Resolution zum Erhalt der Interventionellen Radiologie in Klagenfurt
Mit Sorge nimmt der Stadtsenat der Landeshauptstadt Klagenfurt am Wörthersee Aussagen zur Kenntnis, wonach im Falle von personellen Engpässen am Klinikum Klagenfurt auf Ärztinnen und Ärzte bzw. Versorgungskapazitäten benachbarter Bundesländer zurückgegriffen werden könnte.
„Die medizinische Versorgung der Klagenfurter und auch der Kärntner Bevölkerung in einem derart zeitkritischen und hochspezialisierten Bereich darf nicht strukturell davon abhängig sein, ob in Krankenanstalten anderer Bundesländer gerade ausreichend personelle und technische Kapazitäten verfügbar sind. Die dafür zuständige Gesundheitsreferentin des Landes wird daher von der Stadt aufgefordert, entsprechende Maßnahmen zu setzen.

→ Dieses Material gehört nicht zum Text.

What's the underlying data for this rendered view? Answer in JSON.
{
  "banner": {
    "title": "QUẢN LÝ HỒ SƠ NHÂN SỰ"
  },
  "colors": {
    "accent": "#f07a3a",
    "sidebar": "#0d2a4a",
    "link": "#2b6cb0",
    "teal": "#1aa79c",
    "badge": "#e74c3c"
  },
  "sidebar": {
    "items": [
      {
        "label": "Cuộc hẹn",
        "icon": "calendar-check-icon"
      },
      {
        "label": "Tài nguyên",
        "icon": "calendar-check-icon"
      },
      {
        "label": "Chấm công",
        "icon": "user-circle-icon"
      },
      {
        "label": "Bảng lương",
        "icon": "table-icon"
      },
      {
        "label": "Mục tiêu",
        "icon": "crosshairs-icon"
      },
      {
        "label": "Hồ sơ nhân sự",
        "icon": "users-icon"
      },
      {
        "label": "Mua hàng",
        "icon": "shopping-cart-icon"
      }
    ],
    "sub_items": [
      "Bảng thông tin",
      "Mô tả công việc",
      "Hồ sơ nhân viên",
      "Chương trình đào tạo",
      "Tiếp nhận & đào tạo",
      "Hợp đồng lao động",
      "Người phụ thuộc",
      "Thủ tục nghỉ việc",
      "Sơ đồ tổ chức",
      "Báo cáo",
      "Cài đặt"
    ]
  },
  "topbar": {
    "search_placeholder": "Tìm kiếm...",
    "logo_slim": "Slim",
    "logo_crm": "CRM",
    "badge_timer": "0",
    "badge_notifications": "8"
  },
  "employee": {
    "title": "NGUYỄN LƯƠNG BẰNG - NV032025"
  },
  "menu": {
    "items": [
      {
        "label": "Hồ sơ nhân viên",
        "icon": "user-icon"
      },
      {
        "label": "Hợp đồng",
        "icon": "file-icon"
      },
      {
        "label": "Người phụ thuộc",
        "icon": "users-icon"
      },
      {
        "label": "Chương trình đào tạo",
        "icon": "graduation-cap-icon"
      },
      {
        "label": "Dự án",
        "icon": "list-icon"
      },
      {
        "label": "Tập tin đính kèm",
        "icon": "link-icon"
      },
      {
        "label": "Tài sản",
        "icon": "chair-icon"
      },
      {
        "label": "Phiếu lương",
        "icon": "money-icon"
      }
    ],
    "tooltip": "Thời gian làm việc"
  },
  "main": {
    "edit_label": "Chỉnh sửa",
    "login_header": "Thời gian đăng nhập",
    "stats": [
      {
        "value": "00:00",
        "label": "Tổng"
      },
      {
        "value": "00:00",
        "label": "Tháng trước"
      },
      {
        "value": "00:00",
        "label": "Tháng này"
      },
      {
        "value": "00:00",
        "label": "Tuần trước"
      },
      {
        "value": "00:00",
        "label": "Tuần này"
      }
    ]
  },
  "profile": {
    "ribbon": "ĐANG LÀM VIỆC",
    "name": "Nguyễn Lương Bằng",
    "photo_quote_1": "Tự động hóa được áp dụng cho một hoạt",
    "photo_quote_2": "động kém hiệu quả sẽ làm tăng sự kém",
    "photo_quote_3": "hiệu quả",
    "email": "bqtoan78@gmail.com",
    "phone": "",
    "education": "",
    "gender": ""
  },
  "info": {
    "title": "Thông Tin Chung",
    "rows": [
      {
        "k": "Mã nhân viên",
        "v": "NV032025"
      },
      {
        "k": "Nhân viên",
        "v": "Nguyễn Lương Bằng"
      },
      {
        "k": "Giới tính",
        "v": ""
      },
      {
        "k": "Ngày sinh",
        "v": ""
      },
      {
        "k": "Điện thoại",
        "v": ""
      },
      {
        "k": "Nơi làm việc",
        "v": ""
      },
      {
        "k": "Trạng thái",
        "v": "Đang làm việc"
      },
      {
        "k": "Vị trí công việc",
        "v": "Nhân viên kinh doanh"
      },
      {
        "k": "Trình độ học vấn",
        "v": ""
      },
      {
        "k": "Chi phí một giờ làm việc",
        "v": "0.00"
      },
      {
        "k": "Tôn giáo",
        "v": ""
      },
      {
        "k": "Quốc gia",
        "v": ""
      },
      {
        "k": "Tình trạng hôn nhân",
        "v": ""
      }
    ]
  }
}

Ich werde nicht nachgeben, bis dies seitens des Landes geschehen ist“, erklärt Bürgermeister Christian Scheider den zentralen Beweggrund der Resolution.
Die zuständigen Organe des Landes Kärnten werden daher aufgefordert, gemeinsam mit der KABEG, der Leitung des Klinikums Klagenfurt sowie den betroffenen medizinischen Fachbereichen unverzüglich sämtliche erforderlichen und vertretbaren Maßnahmen zu setzen, um den dauerhaften Fortbestand und die volle Funktionsfähigkeit der Interventionellen Radiologie am Klinikum Klagenfurt sicherzustellen.
Die konkreten Forderungen an Landesrätin Dr. in Beate Prettner,
Gesundheitsreferentin des Landes Kärnten lauten insbesondere
1. die notwendigen personellen und organisatorischen Voraussetzungen für eine qualitativ hochwertige und durchgängige Versorgung nachhaltig sicherzustellen,
2. alle vertretbaren Möglichkeiten auszuschöpfen, um die vorhandenen hochqualifizierten Fachärztinnen und Fachärzte am Standort zu halten, sowie erforderlichenfalls weitere Spezialistinnen und Spezialisten für Klagenfurt zu gewinnen,
3. eine nachhaltige Lösung für die bestehenden personellen und strukturellen Herausforderungen zu erarbeiten und rasch umzusetzen,
4. die interventionell-radiologische Versorgung insbesondere bei zeitkritischen medizinischen Notfällen weiterhin am Standort Klagenfurt bestmöglich zu gewährleisten und
5. von einer dauerhaften Strategie Abstand zu nehmen, die eine Verlagerung wesentlicher Teile dieser Versorgung auf Krankenanstalten anderer Bundesländer voraussetzt.
Der Stadtsenat der Landeshauptstadt Klagenfurt am Wörthersee appelliert mit Nachdruck an die Kärntner Landesregierung und die zuständige Gesundheitsreferentin, ihrer gesundheitspolitischen Verantwortung nachzukommen und gemeinsam mit allen Beteiligten die bestmögliche und nachhaltige Lösung für den Fortbestand der Interventionellen Radiologie am Klinikum Klagenfurt zu
erarbeiten und umzusetzen.
Im Mittelpunkt sämtlicher weiterer Entscheidungen müssen der Erhalt der bestehenden medizinischen Expertise, die langfristige Absicherung dieser für Kärnten wesentlichen Versorgungsstruktur und vor allem die bestmögliche Versorgung der Patientinnen und Patienten stehen. Die Versorgung der Kärntner Bevölkerung in einem derart hochspezialisierten und zeitkritischen medizinischen Bereich muss auch künftig in Kärnten auf höchstmöglichem fachlichem Niveau gewährleistet werden.